Le Musée des introuvables by Fabien Ménar

Le Musée des introuvables by Fabien Ménar

Auteur:Fabien Ménar
La langue: fra
Format: epub
ISBN: 9782764419458
Éditeur: Québec Amérique
Publié: 2012-12-13T00:00:00+00:00


24

Pas facile de pénétrer dans les bureaux des éditions Au-delà sans avoir le fou rire. D’autres en restent comme deux ronds de flan. Certains, enfin, filent à l’anglaise. Le lieutenant Lemaître, quant à lui, a la courtoisie de n’adopter aucune de ces attitudes indélicates, prenant soin de ne rien laisser paraître de son émotion. Sa stupeur n’en est pas moins vive : au lieu de trouver un bureau de réception, des collections aux murs, des manuscrits empilés et la mine d’ordinaire déconfite de quelque écrivain, c’est bien une sorte d’au-delà, façon nouvel âge, qui l’accueille, avec fumée blanche au ras du sol, scintillement des chandelles, voilages pastel tombant le long des murs et table tournante d’usage trônant en solitaire au milieu de ce qui est un grand loft sans fenêtres ni meubles. En guise de fond sonore, des vagues se brisent avec fracas contre un récif, et pour ajouter au ridicule du tableau, une boule disco saupoudre d’étoiles dorées toutes les surfaces.

— Lieutenant Lemaître !

Surgissant du brouillard, Alphonse Delon flotte dans sa direction, vêtu d’une somptueuse toge de soie lilas à pois jaunes, sa canne gainée de peau de serpent à la main.

— Soyez le bienvenu dans mes bureaux.

— Je vous suis reconnaissant de me recevoir.

— De quoi vouliez-vous me parler, lieutenant?

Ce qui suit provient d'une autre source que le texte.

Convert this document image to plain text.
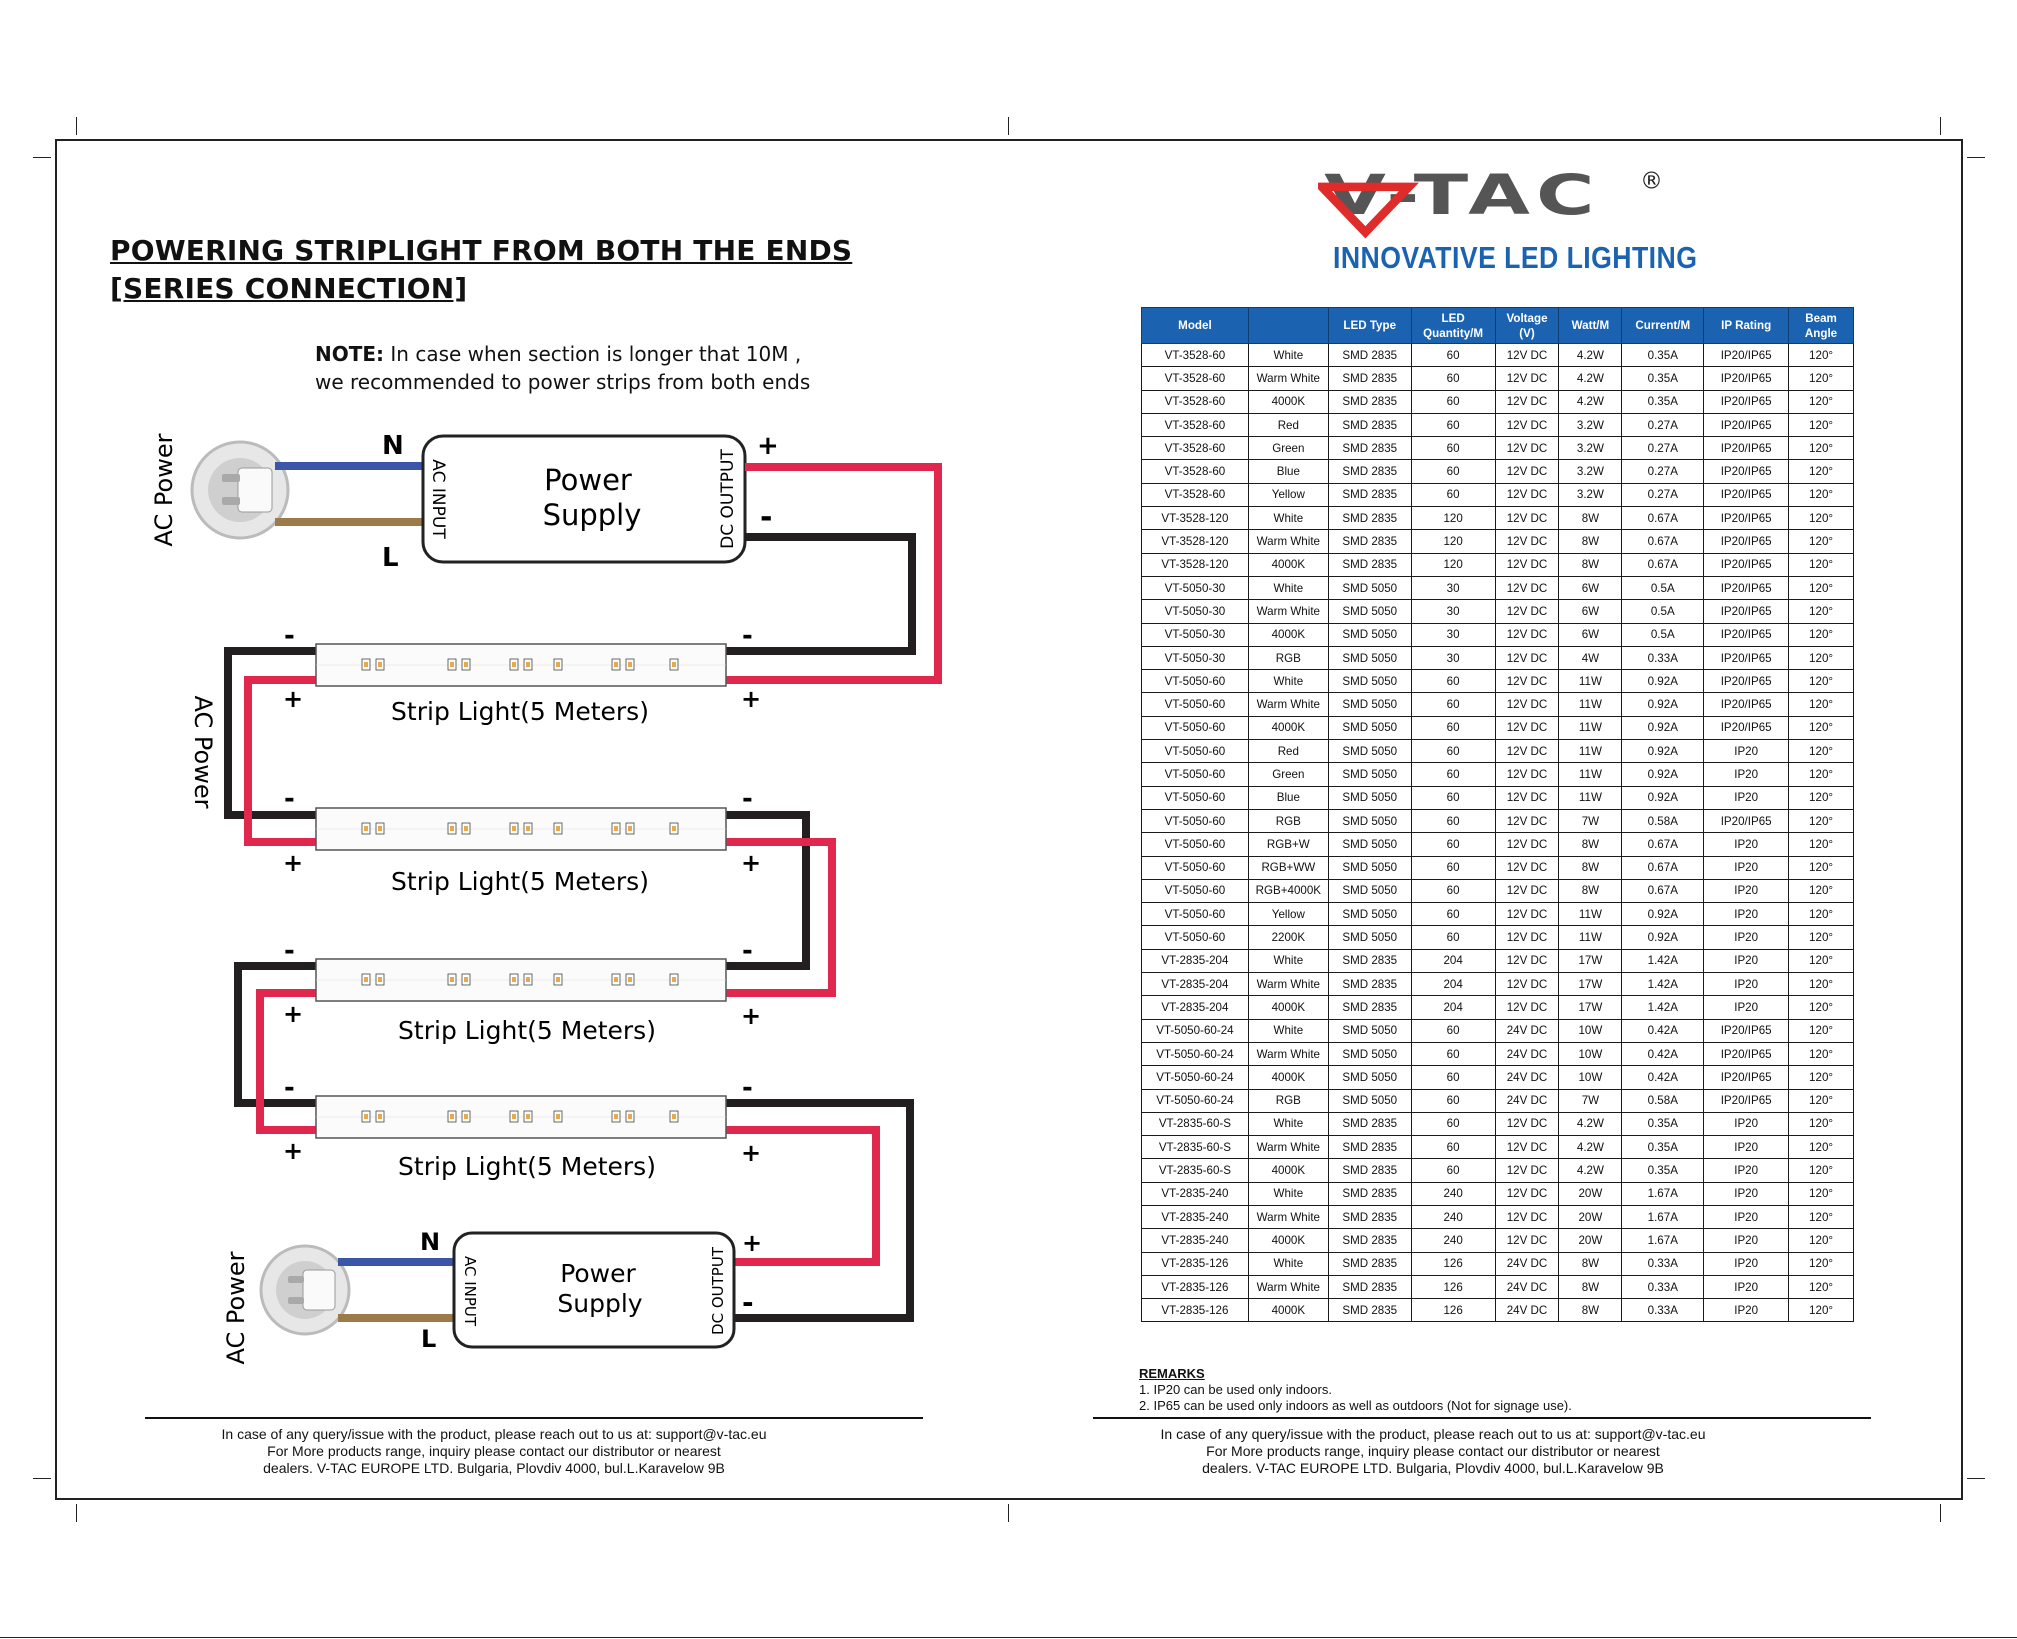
POWERING STRIPLIGHT FROM BOTH THE ENDS
[SERIES CONNECTION]
NOTE: In case when section is longer that 10M ,
we recommended to power strips from both ends
AC Power	N
L
AC INPUT	DC OUTPUT
Power
Supply
+
-
AC Power	Strip Light(5 Meters)
Strip Light(5 Meters)
Strip Light(5 Meters)
Strip Light(5 Meters)
-
+
-
+
-
+
-
+
-
+
-
+
-
+
-
+
AC Power
N
L
AC INPUT	DC OUTPUT
Power
Supply
+
-
V-TAC ®
INNOVATIVE LED LIGHTING
Model		LED Type	LED Quantity/M	Voltage (V)	Watt/M	Current/M	IP Rating	Beam Angle
VT-3528-60	White	SMD 2835	60	12V DC	4.2W	0.35A	IP20/IP65	120°
VT-3528-60	Warm White	SMD 2835	60	12V DC	4.2W	0.35A	IP20/IP65	120°
VT-3528-60	4000K	SMD 2835	60	12V DC	4.2W	0.35A	IP20/IP65	120°
VT-3528-60	Red	SMD 2835	60	12V DC	3.2W	0.27A	IP20/IP65	120°
VT-3528-60	Green	SMD 2835	60	12V DC	3.2W	0.27A	IP20/IP65	120°
VT-3528-60	Blue	SMD 2835	60	12V DC	3.2W	0.27A	IP20/IP65	120°
VT-3528-60	Yellow	SMD 2835	60	12V DC	3.2W	0.27A	IP20/IP65	120°
VT-3528-120	White	SMD 2835	120	12V DC	8W	0.67A	IP20/IP65	120°
VT-3528-120	Warm White	SMD 2835	120	12V DC	8W	0.67A	IP20/IP65	120°
VT-3528-120	4000K	SMD 2835	120	12V DC	8W	0.67A	IP20/IP65	120°
VT-5050-30	White	SMD 5050	30	12V DC	6W	0.5A	IP20/IP65	120°
VT-5050-30	Warm White	SMD 5050	30	12V DC	6W	0.5A	IP20/IP65	120°
VT-5050-30	4000K	SMD 5050	30	12V DC	6W	0.5A	IP20/IP65	120°
VT-5050-30	RGB	SMD 5050	30	12V DC	4W	0.33A	IP20/IP65	120°
VT-5050-60	White	SMD 5050	60	12V DC	11W	0.92A	IP20/IP65	120°
VT-5050-60	Warm White	SMD 5050	60	12V DC	11W	0.92A	IP20/IP65	120°
VT-5050-60	4000K	SMD 5050	60	12V DC	11W	0.92A	IP20/IP65	120°
VT-5050-60	Red	SMD 5050	60	12V DC	11W	0.92A	IP20	120°
VT-5050-60	Green	SMD 5050	60	12V DC	11W	0.92A	IP20	120°
VT-5050-60	Blue	SMD 5050	60	12V DC	11W	0.92A	IP20	120°
VT-5050-60	RGB	SMD 5050	60	12V DC	7W	0.58A	IP20/IP65	120°
VT-5050-60	RGB+W	SMD 5050	60	12V DC	8W	0.67A	IP20	120°
VT-5050-60	RGB+WW	SMD 5050	60	12V DC	8W	0.67A	IP20	120°
VT-5050-60	RGB+4000K	SMD 5050	60	12V DC	8W	0.67A	IP20	120°
VT-5050-60	Yellow	SMD 5050	60	12V DC	11W	0.92A	IP20	120°
VT-5050-60	2200K	SMD 5050	60	12V DC	11W	0.92A	IP20	120°
VT-2835-204	White	SMD 2835	204	12V DC	17W	1.42A	IP20	120°
VT-2835-204	Warm White	SMD 2835	204	12V DC	17W	1.42A	IP20	120°
VT-2835-204	4000K	SMD 2835	204	12V DC	17W	1.42A	IP20	120°
VT-5050-60-24	White	SMD 5050	60	24V DC	10W	0.42A	IP20/IP65	120°
VT-5050-60-24	Warm White	SMD 5050	60	24V DC	10W	0.42A	IP20/IP65	120°
VT-5050-60-24	4000K	SMD 5050	60	24V DC	10W	0.42A	IP20/IP65	120°
VT-5050-60-24	RGB	SMD 5050	60	24V DC	7W	0.58A	IP20/IP65	120°
VT-2835-60-S	White	SMD 2835	60	12V DC	4.2W	0.35A	IP20	120°
VT-2835-60-S	Warm White	SMD 2835	60	12V DC	4.2W	0.35A	IP20	120°
VT-2835-60-S	4000K	SMD 2835	60	12V DC	4.2W	0.35A	IP20	120°
VT-2835-240	White	SMD 2835	240	12V DC	20W	1.67A	IP20	120°
VT-2835-240	Warm White	SMD 2835	240	12V DC	20W	1.67A	IP20	120°
VT-2835-240	4000K	SMD 2835	240	12V DC	20W	1.67A	IP20	120°
VT-2835-126	White	SMD 2835	126	24V DC	8W	0.33A	IP20	120°
VT-2835-126	Warm White	SMD 2835	126	24V DC	8W	0.33A	IP20	120°
VT-2835-126	4000K	SMD 2835	126	24V DC	8W	0.33A	IP20	120°
REMARKS
1. IP20 can be used only indoors.
2. IP65 can be used only indoors as well as outdoors (Not for signage use).
In case of any query/issue with the product, please reach out to us at: support@v-tac.eu
For More products range, inquiry please contact our distributor or nearest
dealers. V-TAC EUROPE LTD. Bulgaria, Plovdiv 4000, bul.L.Karavelow 9B
In case of any query/issue with the product, please reach out to us at: support@v-tac.eu
For More products range, inquiry please contact our distributor or nearest
dealers. V-TAC EUROPE LTD. Bulgaria, Plovdiv 4000, bul.L.Karavelow 9B
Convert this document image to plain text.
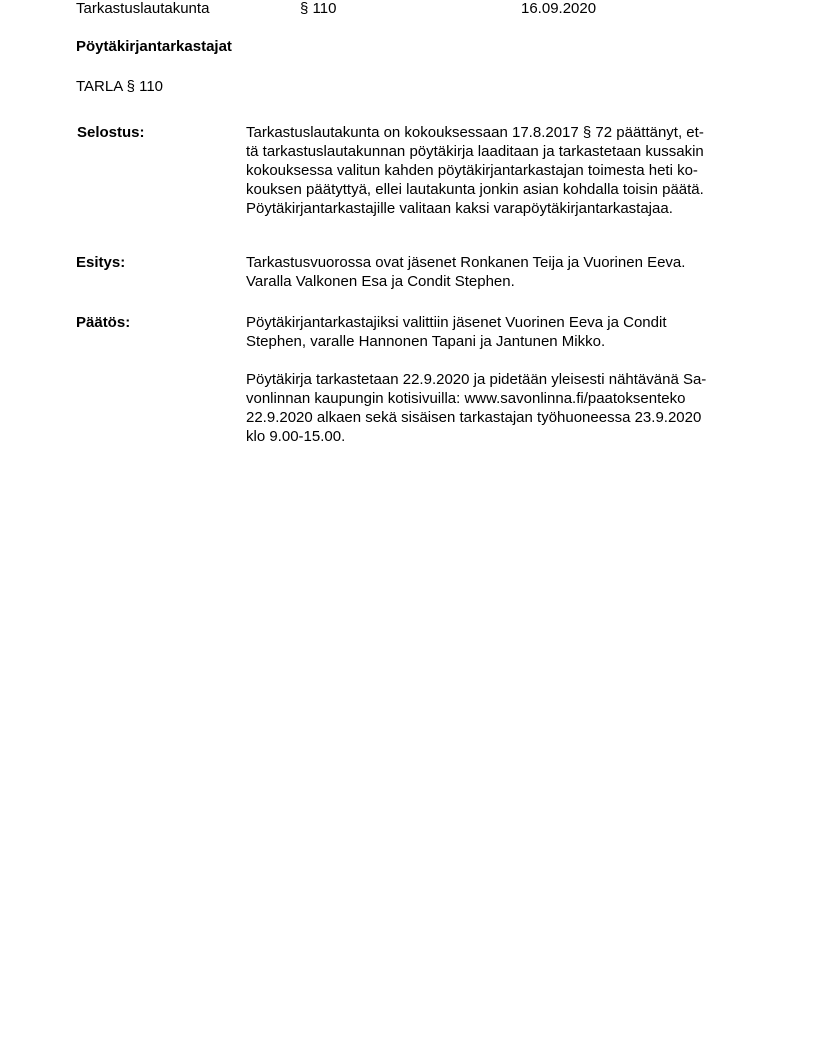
Tarkastuslautakunta	§ 110	16.09.2020
Pöytäkirjantarkastajat
TARLA § 110
Selostus:	Tarkastuslautakunta on kokouksessaan 17.8.2017 § 72 päättänyt, et-
tä tarkastuslautakunnan pöytäkirja laaditaan ja tarkastetaan kussakin
kokouksessa valitun kahden pöytäkirjantarkastajan toimesta heti ko-
kouksen päätyttyä, ellei lautakunta jonkin asian kohdalla toisin päätä.
Pöytäkirjantarkastajille valitaan kaksi varapöytäkirjantarkastajaa.

Esitys:	Tarkastusvuorossa ovat jäsenet Ronkanen Teija ja Vuorinen Eeva.
Varalla Valkonen Esa ja Condit Stephen.

Päätös:	Pöytäkirjantarkastajiksi valittiin jäsenet Vuorinen Eeva ja Condit
Stephen, varalle Hannonen Tapani ja Jantunen Mikko.

Pöytäkirja tarkastetaan 22.9.2020 ja pidetään yleisesti nähtävänä Sa-
vonlinnan kaupungin kotisivuilla: www.savonlinna.fi/paatoksenteko
22.9.2020 alkaen sekä sisäisen tarkastajan työhuoneessa 23.9.2020
klo 9.00-15.00.
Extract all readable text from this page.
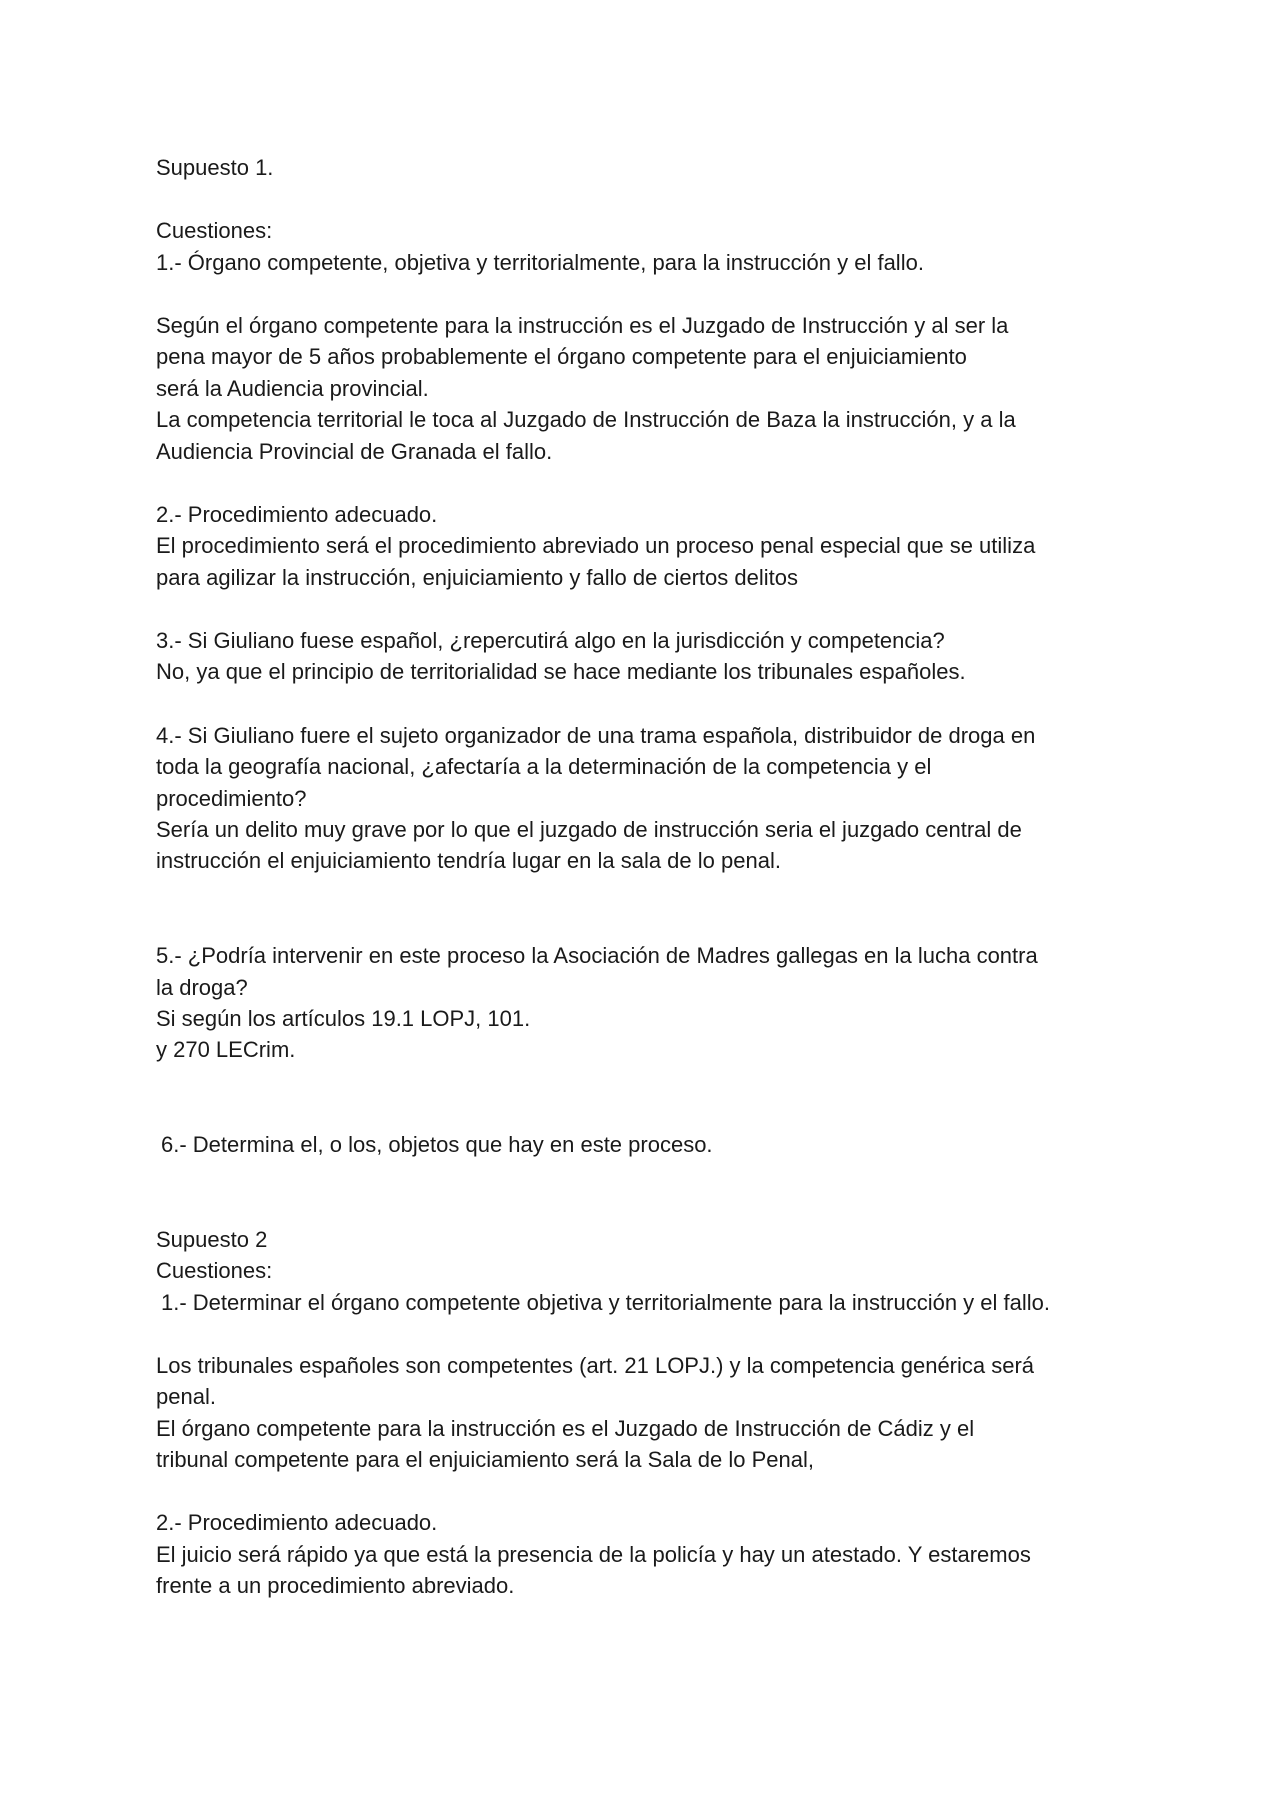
Supuesto 1.

Cuestiones:

1.- Órgano competente, objetiva y territorialmente, para la instrucción y el fallo.

Según el órgano competente para la instrucción es el Juzgado de Instrucción y al ser la

pena mayor de 5 años probablemente el órgano competente para el enjuiciamiento

será la Audiencia provincial.

La competencia territorial le toca al Juzgado de Instrucción de Baza la instrucción, y a la

Audiencia Provincial de Granada el fallo.

2.- Procedimiento adecuado.

El procedimiento será el procedimiento abreviado un proceso penal especial que se utiliza

para agilizar la instrucción, enjuiciamiento y fallo de ciertos delitos

3.- Si Giuliano fuese español, ¿repercutirá algo en la jurisdicción y competencia?

No, ya que el principio de territorialidad se hace mediante los tribunales españoles.

4.- Si Giuliano fuere el sujeto organizador de una trama española, distribuidor de droga en

toda la geografía nacional, ¿afectaría a la determinación de la competencia y el

procedimiento?

Sería un delito muy grave por lo que el juzgado de instrucción seria el juzgado central de

instrucción el enjuiciamiento tendría lugar en la sala de lo penal.

5.- ¿Podría intervenir en este proceso la Asociación de Madres gallegas en la lucha contra

la droga?

Si según los artículos 19.1 LOPJ, 101.

y 270 LECrim.

6.- Determina el, o los, objetos que hay en este proceso.

Supuesto 2

Cuestiones:

1.- Determinar el órgano competente objetiva y territorialmente para la instrucción y el fallo.

Los tribunales españoles son competentes (art. 21 LOPJ.) y la competencia genérica será

penal.

El órgano competente para la instrucción es el Juzgado de Instrucción de Cádiz y el

tribunal competente para el enjuiciamiento será la Sala de lo Penal,

2.- Procedimiento adecuado.

El juicio será rápido ya que está la presencia de la policía y hay un atestado. Y estaremos

frente a un procedimiento abreviado.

— Verriez-vous une objection à répondre à quelques questions de routine à propos de F. S.? Le fait est que vous éveillâtes ma curiosité ce matin.

Alphonse Delon cligne les paupières sur une moue satisfaite.

— Prenons place.

Sa canne indique deux poufs qui émergent tout juste du tapis de nuage. Une fois enfoncé dans l’un d’eux, le nez à fleur de brume, le lieutenant Lemaître regrette de n’avoir pas décliné l’invitation à s’asseoir.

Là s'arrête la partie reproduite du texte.